Description: Table 2 presents the distribution of smoking status across different age groups for both men and women. The general pattern indicates that smoking prevalence tends to increase from the younger age groups to middle age and then decreases in older age groups. Among men, the proportion of ex-smokers tends to be higher in older age groups, while the percentage of current smokers peaks in the 60-69 age group. For women, the trend is similar, with the percentage of current smokers peaking in the 60-69 age group and a higher prevalence of ex-smokers among older women.

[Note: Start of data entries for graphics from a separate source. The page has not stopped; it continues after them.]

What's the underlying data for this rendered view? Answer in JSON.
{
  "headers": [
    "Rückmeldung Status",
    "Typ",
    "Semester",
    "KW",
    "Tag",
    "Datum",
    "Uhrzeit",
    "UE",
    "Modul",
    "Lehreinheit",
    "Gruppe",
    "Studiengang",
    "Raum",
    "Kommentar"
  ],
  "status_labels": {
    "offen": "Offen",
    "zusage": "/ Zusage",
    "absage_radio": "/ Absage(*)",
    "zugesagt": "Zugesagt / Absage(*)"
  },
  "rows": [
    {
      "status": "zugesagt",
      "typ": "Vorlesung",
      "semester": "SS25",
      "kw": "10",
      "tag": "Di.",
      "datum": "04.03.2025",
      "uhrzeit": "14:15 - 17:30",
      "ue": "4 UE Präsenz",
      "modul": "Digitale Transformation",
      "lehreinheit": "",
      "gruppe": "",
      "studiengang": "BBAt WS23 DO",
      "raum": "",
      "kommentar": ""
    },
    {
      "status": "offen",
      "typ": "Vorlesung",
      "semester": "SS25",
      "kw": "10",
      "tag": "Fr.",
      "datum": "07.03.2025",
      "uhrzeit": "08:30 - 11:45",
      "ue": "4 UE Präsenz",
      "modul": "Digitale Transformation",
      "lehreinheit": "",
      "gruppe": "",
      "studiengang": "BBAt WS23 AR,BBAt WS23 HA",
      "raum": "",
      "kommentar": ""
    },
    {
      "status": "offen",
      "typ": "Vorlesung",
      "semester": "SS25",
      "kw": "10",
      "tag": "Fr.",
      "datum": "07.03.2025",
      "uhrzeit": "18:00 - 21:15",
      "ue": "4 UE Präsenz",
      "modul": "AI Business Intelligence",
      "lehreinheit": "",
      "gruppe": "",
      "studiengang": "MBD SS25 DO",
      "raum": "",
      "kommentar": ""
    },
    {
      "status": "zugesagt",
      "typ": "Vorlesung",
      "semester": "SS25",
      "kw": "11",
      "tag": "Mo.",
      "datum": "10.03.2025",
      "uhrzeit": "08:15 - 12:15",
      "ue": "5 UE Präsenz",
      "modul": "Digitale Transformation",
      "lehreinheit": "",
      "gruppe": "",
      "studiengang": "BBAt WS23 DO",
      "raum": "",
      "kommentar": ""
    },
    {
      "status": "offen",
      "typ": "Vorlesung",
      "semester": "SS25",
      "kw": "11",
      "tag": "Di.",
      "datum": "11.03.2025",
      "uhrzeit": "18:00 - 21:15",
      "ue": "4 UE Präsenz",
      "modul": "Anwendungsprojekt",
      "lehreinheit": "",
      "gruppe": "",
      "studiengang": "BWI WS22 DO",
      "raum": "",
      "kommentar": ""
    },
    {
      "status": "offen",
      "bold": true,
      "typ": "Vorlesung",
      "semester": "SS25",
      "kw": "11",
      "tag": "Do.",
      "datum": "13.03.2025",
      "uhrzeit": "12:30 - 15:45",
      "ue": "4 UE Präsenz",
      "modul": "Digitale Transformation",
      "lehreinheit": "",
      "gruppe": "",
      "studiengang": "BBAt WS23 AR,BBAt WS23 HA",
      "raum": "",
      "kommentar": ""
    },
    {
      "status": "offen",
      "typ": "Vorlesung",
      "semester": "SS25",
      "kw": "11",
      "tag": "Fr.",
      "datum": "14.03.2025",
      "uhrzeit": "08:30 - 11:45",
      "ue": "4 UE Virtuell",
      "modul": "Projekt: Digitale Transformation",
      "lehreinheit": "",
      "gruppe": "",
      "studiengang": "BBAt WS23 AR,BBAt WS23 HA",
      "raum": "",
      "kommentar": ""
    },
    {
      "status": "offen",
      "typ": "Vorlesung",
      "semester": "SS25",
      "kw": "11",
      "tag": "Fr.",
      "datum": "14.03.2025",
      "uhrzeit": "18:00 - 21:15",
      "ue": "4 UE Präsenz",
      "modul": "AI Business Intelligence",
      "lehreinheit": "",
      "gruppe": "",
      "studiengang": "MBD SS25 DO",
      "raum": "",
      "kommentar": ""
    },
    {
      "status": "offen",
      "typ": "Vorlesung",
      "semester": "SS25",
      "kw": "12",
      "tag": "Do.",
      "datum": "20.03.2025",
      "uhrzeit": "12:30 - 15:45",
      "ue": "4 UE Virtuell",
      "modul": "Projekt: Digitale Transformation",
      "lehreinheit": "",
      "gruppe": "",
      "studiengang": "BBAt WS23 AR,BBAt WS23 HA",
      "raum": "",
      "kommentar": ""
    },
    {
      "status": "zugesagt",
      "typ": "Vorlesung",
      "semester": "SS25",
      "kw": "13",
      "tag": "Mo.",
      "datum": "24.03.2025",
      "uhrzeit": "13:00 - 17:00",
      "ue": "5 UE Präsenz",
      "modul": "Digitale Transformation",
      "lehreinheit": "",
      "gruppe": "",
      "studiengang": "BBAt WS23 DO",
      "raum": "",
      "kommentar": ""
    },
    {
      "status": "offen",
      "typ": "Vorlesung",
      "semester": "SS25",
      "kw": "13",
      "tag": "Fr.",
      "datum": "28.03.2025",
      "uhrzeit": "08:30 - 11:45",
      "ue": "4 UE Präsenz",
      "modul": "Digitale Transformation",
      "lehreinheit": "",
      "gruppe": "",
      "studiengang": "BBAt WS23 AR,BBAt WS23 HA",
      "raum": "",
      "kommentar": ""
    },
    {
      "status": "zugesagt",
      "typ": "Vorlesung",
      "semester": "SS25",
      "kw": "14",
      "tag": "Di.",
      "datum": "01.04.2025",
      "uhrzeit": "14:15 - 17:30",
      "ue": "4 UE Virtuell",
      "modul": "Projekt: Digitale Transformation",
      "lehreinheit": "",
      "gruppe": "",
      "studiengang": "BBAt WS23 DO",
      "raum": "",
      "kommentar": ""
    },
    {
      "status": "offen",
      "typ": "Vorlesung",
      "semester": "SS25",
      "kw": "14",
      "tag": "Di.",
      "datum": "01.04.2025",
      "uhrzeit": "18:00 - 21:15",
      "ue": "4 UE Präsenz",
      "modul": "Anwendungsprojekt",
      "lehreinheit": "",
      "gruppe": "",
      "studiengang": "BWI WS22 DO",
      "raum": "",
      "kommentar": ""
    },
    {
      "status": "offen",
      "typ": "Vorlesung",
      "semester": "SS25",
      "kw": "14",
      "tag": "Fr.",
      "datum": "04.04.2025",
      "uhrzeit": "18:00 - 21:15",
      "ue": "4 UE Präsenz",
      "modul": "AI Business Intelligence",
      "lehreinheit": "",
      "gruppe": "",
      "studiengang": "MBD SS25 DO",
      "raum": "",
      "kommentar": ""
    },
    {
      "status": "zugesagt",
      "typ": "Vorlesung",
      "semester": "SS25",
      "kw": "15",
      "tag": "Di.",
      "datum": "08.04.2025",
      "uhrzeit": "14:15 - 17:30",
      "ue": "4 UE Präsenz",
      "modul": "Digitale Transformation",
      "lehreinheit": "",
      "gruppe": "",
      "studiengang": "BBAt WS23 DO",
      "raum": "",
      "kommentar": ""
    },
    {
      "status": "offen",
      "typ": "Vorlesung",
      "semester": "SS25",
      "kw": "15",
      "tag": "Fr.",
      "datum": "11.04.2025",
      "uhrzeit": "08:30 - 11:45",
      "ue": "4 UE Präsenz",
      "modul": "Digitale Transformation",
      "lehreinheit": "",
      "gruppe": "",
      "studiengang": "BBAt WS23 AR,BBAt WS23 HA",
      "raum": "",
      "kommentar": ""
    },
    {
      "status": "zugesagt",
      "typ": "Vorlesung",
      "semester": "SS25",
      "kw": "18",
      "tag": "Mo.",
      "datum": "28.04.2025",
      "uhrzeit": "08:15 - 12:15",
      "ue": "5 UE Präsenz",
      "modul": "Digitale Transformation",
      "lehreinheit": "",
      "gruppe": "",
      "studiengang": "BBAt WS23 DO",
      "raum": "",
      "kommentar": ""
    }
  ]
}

Focus on Age Groups Below 30: In the youngest age group (<25), the percentage of never-smokers is notably high for both men (78%) and women (76%). The percentage of current smokers is relatively low in this group, with 12% of men and women reporting smoking currently. In the 25-30 age group, there is a slight increase in the proportion of ex-smokers, especially among women (21%). The percentage of never-smokers remains high, indicating a general trend of declining smoking initiation among younger individuals, with both men and women showing similar patterns of smoking behavior in these age groups.

Conclusion

The analysis indicates that smoking patterns are similar between men and women, with no significant sex differences observed, especially among the younger age groups. The youngest participants (<25) show a high proportion of never-smokers, and the prevalence of smoking is relatively low, suggesting positive trends in smoking prevention efforts among young adults. These findings highlight the importance of continuing smoking prevention programs to maintain and enhance these positive trends.